Tissue oxygen saturation (StO₂) and the vascular occlusion test (VOT) can identify tissue hypoperfusion in trauma and sepsis. However, the technique is neither standardized nor uses the same monitoring site. We hypothesized that baseline and VOT StO₂ would be different in the forearm (F) and thenar eminence (TH) and that different minimal StO₂ values during the VOT would result in different reoxygenation rates (ReO₂).

Methods

StO₂ and its change during the VOT were simultaneously measured in the F and TH, with 15 mm and 25 mm probes, using the 325 InSpectra monitor in 18 healthy, adult volunteers.
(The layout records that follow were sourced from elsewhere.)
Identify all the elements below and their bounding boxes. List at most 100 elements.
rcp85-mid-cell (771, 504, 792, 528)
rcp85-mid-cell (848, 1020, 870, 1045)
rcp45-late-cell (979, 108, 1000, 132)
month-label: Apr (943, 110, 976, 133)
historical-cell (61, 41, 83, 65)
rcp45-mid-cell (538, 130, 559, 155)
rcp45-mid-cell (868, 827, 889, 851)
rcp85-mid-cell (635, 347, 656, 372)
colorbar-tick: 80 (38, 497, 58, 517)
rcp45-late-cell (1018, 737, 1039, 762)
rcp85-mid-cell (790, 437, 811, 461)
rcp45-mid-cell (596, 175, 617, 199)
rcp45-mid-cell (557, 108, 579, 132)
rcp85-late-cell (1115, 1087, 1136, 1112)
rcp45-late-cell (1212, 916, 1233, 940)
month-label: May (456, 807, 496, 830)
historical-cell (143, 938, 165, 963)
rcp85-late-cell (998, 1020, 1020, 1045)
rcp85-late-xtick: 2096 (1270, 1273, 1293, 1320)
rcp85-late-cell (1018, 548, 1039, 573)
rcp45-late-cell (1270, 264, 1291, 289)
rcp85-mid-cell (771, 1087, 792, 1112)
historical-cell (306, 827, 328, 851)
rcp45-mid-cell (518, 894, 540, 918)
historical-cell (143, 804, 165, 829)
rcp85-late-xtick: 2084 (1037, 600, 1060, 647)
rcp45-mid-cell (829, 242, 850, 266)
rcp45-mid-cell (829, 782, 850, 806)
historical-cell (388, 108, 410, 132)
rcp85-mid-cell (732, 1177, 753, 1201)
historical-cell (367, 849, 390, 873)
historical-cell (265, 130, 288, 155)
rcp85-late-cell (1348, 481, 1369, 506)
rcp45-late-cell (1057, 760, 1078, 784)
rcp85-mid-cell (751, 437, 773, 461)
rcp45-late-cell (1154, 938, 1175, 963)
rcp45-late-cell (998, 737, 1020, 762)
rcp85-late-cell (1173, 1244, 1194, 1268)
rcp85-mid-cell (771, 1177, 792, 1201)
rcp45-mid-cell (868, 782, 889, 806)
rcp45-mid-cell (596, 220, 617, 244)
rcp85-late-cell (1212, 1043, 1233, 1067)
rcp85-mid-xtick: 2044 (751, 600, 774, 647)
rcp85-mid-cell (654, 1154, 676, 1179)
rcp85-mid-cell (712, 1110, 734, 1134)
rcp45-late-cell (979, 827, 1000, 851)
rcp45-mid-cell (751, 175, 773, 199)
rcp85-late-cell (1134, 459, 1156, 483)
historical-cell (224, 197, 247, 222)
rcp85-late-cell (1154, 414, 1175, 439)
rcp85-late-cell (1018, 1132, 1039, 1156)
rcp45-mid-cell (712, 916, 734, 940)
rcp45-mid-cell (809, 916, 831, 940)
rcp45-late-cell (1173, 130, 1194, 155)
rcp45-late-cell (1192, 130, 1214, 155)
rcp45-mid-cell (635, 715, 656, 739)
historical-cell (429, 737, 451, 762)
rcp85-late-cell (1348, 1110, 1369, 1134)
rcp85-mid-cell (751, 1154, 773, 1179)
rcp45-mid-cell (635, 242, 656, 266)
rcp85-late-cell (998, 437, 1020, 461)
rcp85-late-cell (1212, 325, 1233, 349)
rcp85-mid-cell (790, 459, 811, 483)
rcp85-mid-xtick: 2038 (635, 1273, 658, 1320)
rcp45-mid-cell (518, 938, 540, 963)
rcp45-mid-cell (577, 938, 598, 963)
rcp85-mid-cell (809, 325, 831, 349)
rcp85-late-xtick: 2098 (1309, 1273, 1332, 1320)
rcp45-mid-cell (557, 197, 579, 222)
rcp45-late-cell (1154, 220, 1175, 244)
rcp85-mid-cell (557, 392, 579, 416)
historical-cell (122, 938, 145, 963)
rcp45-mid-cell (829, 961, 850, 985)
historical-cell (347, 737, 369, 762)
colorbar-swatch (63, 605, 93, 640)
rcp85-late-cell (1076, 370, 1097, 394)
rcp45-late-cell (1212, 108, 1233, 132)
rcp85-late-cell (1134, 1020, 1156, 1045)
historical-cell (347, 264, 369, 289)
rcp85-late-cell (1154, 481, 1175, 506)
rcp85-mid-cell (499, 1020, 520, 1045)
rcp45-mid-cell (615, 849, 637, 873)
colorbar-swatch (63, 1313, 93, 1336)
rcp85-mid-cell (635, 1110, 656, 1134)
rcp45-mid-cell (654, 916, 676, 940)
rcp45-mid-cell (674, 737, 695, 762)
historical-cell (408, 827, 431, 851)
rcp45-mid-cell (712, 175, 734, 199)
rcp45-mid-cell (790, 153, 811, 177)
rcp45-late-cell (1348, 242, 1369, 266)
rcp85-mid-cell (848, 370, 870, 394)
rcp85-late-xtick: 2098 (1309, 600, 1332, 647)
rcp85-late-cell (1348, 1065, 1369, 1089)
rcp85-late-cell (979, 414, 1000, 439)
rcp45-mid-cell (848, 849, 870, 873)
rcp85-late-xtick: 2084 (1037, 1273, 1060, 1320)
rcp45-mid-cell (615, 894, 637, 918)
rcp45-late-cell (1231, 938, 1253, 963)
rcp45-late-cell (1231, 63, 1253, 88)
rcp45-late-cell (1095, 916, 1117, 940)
Two VOTs were done to a threshold thenar StO₂ of 40% interchanging the 15 mm and 25 mm probes between sites. Two additional VOTs were done to thresholds of 50% and 30%. Baseline StO₂ (BaseO₂), the deoxygenation rate (DeO₂) and ReO₂ were compared between sites, probes and (%O₂/minute) thresholds. Results are presented as the median (interquartile range), P-value.

Results

BaseO₂, DeO₂, ReO₂, area under the curve and hyperemia duration values were different when comparing TH vs. F and 15 mm vs. 25 mm probes. ReO₂ was different between different thresholds for the TH and 15 mm probes. TH_{15 mm} vs. F_{15 mm}: BaseO₂, 90.4 (85.2, 93.5) vs. 85.2 (80.7, 90.2), P = 0.031; DO₂, -12.1 (-16.2, -11.3) vs. -8.5 (-10.3, -7.8), P = 0.011; ReO₂, 297.2 (213.7, 328.6), P < 0.0001; 15 mm vs. 25 mm probe: BaseO₂, 97.2 (89.4, 94.7) vs. 87.3 (81.7, 90.9), P = 0.016; DeO₂, -18.0 (-24.1, -14.8) vs. -9.9 (-15.3, -6.5), P < 0.0001; and ReO₂, 401.6 (331.7, 543.2) vs. 160.5 (132.3, 366.9), P = 0.012, respectively. TH_{15 mm} vs. TH_{25 mm}: BaseO₂, P = 0.020; DeO₂, P < 0.0001; and ReO₂, P < 0.0001. Threshold StO₂ values (15 mm probe only): ReO₂, P = 0.003; DeO₂, P = 0.60. ReO₂ at 40% and 50% StO₂ thresholds, P = 0.01.

Conclusions

BaseO₂, DeO₂ and ReO₂ were different when measured in different anatomical sites (F and TH) and with different probe sizes, and ReO₂ was different with differing VOT release StO₂ threshold values. Thus, standardization of the site, probe and VOT challenge need to be stipulated when reporting data.